Five handprints and 5 footprints appear to have been carefully placed most likely by 2 kids evaluating by the size of the traces. The prints were not left during typical walking and appear to have actually been intentionally positioned. The kid making the footprints was probably around 7 years old and the other, who made the handprints, a little older, at 12 years in age..
Were the children casually playing in the mud while other members of the group took the waters at the hot spring? We do not know, however the group argues that they left a masterpiece. Prehistoric graffiti if you choose.
The group dated the travertine using a radiometric technique based on the decay of uranium found in the limestone. The age is surprising with the deposit dating to between ~ 169,000 and 226,000 years back. This dates from the middle Pleistocene (mid Ice Age) and provides proof for the earliest human profession found to date on the Tibetan Plateau. This is quite unbelievable when you consider the high altitude included, Quasang has an elevation of over 4200 meters and would have been cold even throughout an interglacial period. The age likewise makes this the earliest example of parietal art worldwide..
Where the children members of our own species, Homo sapiens, or members of another extinct hominin? We do not understand but potentially they may have been an enigmatic group of archaic hominins described as the Denisovans, offered other current skeletal finds on the Plateau..
Should we consider this as art? Well, that depends upon ones meaning, however the marks were deliberately made, and have a clear structure. Whatever these modest traces represent, they plainly evoke images of children at high elevations, delighting in a spot of innovative play.
Recommendation: “Earliest parietal art: Hominin hand and foot traces from the middle Pleistocene of Tibet” by David D. Zhang, Matthew R. Bennett, Hai Cheng, Leibin Wang, Haiwei Zhang, Sally C. Reynolds, Shengda Zhang, Xiaoqing Wang, Teng Li, Tommy Urban, Qing Pei, Zhifeng Wu, Pu Zhang, Chunru Liu, Yafeng Wang, Cong Wang, Dongju Zhang and R. Lawrence Edwards, 10 September 2021, Science Bulletin.DOI: 10.1016/ j.scib.2021.09.001.
Hand shapes are typically discovered in ancient caverns, usually the hand is used as a stencil with pigment spread out around the edge of the hand. We call this type of art parietal art, stable art if you choose, given that you cant take the cave wall with you when you move on, unlike an ornament.
At Quesang high on the Tibetan Plateau the team lead by Professor David Zhang (Guangzhou University) found hand and footprints maintained in travertine from a hot spring. We do not know, but the team argues that they left a work of art. Should we consider this as art?
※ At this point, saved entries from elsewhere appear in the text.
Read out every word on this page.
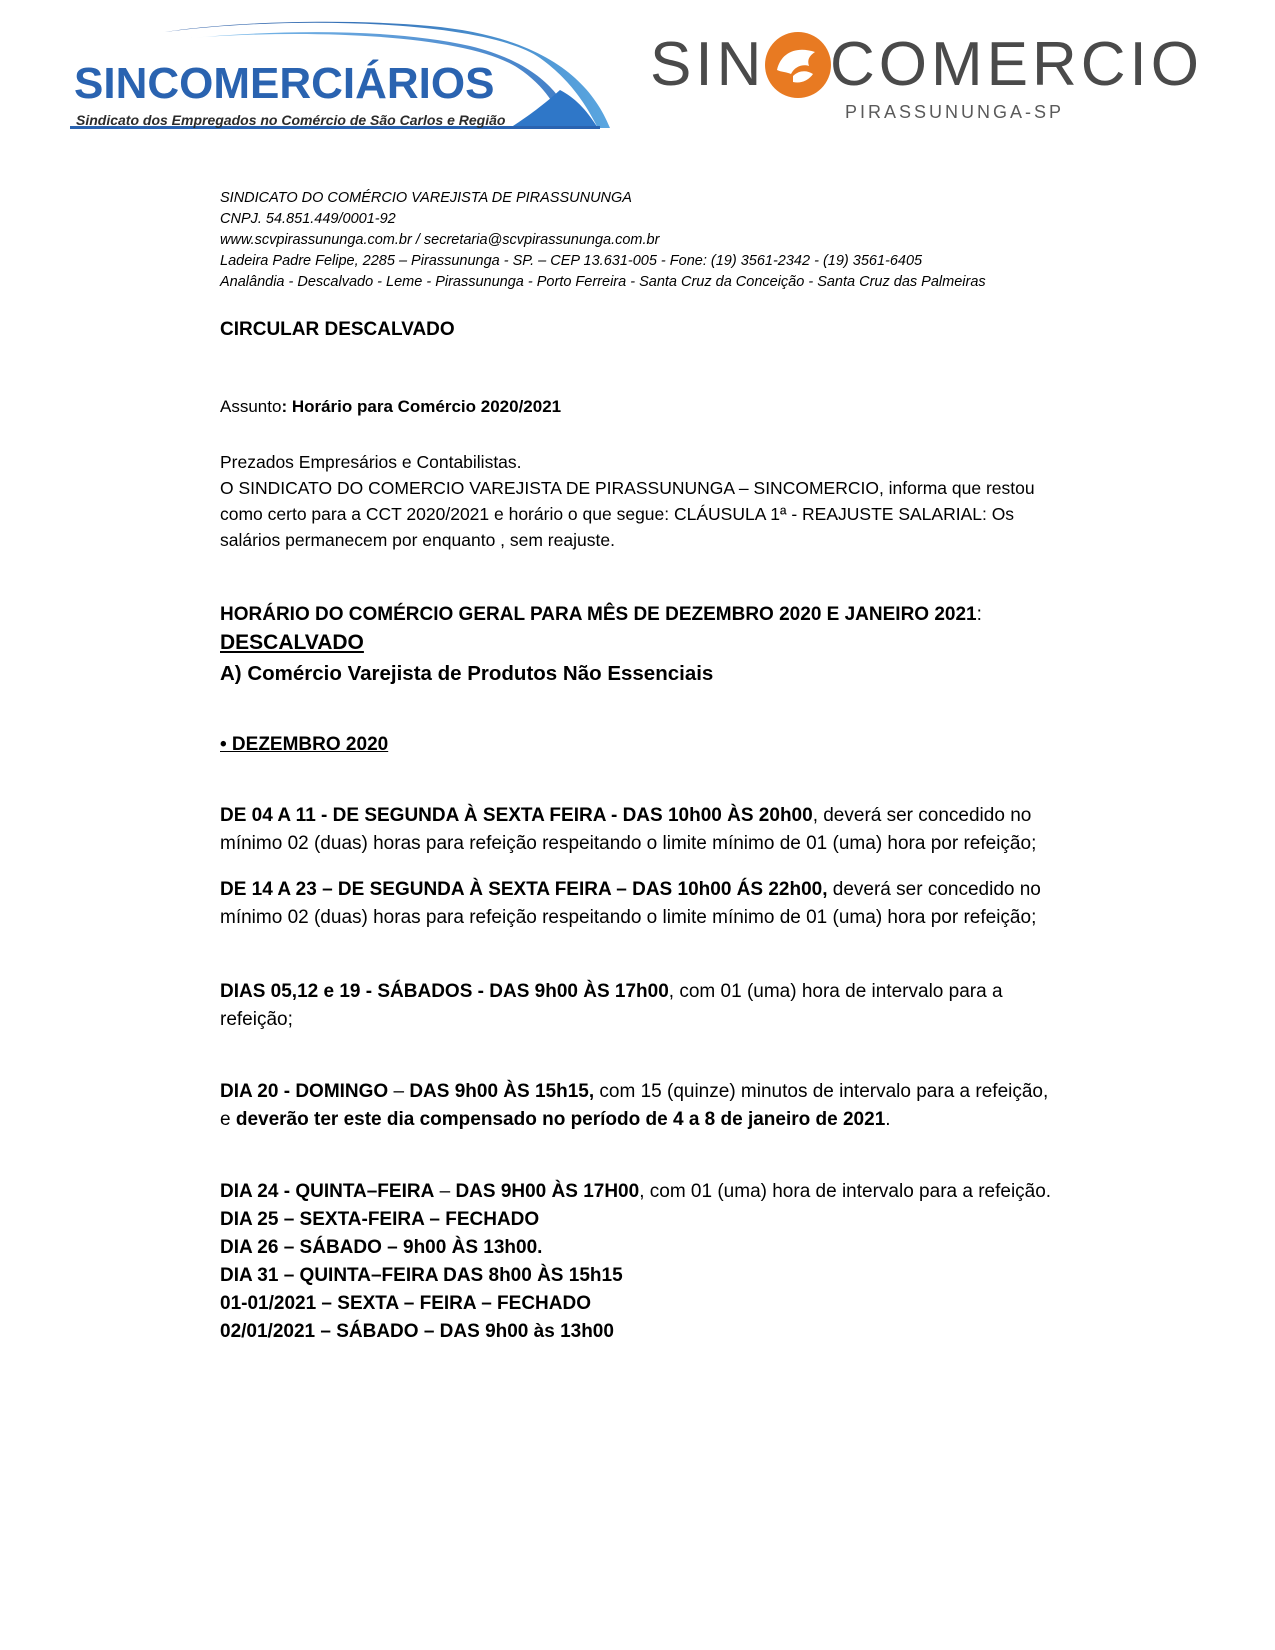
SINCOMERCIÁRIOS
Sindicato dos Empregados no Comércio de São Carlos e Região
SIN COMERCIO
PIRASSUNUNGA-SP

SINDICATO DO COMÉRCIO VAREJISTA DE PIRASSUNUNGA

CNPJ. 54.851.449/0001-92

www.scvpirassununga.com.br / secretaria@scvpirassununga.com.br

Ladeira Padre Felipe, 2285 – Pirassununga - SP. – CEP 13.631-005 - Fone: (19) 3561-2342 - (19) 3561-6405

Analândia - Descalvado - Leme - Pirassununga - Porto Ferreira - Santa Cruz da Conceição - Santa Cruz das Palmeiras

CIRCULAR DESCALVADO

Assunto: Horário para Comércio 2020/2021

Prezados Empresários e Contabilistas.

O SINDICATO DO COMERCIO VAREJISTA DE PIRASSUNUNGA – SINCOMERCIO, informa que restou como certo para a CCT 2020/2021 e horário o que segue: CLÁUSULA 1ª - REAJUSTE SALARIAL: Os salários permanecem por enquanto , sem reajuste.

HORÁRIO DO COMÉRCIO GERAL PARA MÊS DE DEZEMBRO 2020 E JANEIRO 2021: DESCALVADO

A) Comércio Varejista de Produtos Não Essenciais

• DEZEMBRO 2020

DE 04 A 11 - DE SEGUNDA À SEXTA FEIRA - DAS 10h00 ÀS 20h00, deverá ser concedido no mínimo 02 (duas) horas para refeição respeitando o limite mínimo de 01 (uma) hora por refeição;

DE 14 A 23 – DE SEGUNDA À SEXTA FEIRA – DAS 10h00 ÁS 22h00, deverá ser concedido no mínimo 02 (duas) horas para refeição respeitando o limite mínimo de 01 (uma) hora por refeição;

DIAS 05,12 e 19 - SÁBADOS - DAS 9h00 ÀS 17h00, com 01 (uma) hora de intervalo para a refeição;

DIA 20 - DOMINGO – DAS 9h00 ÀS 15h15, com 15 (quinze) minutos de intervalo para a refeição, e deverão ter este dia compensado no período de 4 a 8 de janeiro de 2021.

DIA 24 - QUINTA–FEIRA – DAS 9H00 ÀS 17H00, com 01 (uma) hora de intervalo para a refeição.

DIA 25 – SEXTA-FEIRA – FECHADO

DIA 26 – SÁBADO – 9h00 ÀS 13h00.

DIA 31 – QUINTA–FEIRA DAS 8h00 ÀS 15h15

01-01/2021 – SEXTA – FEIRA – FECHADO

02/01/2021 – SÁBADO – DAS 9h00 às 13h00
In new research, a worldwide group describe ancient hand and footprints made deliberately which they argue represent art. Credit: Gabriel Ugueto
Fossilized footprints, and more seldom, handprints, can be found around the world left as individuals tackled their daily company, preserved by freak acts of geological conservation. In new research, an international group describe ancient hand and footprints made intentionally which they argue represent art.
Hand shapes are typically discovered in ancient caves, generally the hand is used as a stencil with pigment spread out around the edge of the hand. The caverns at Sulawesi (Indonesia) or at El Castillo (Spain) have some fine examples and are the earliest understood to date. We call this type of art parietal art, stable art if you prefer, given that you cant take the cave wall with you when you carry on, unlike an ornament.
At Quesang high up on the Tibetan Plateau the team lead by Professor David Zhang (Guangzhou University) discovered hand and footprints maintained in travertine from a warm spring. Travertine is freshwater limestone, often used as restroom tiles, and in this case transferred from warm water fed by geothermal heat. The limescale that builds up in your kettle offers an analogy for this. When soft the travertine takes an impression, but then solidifies to rock.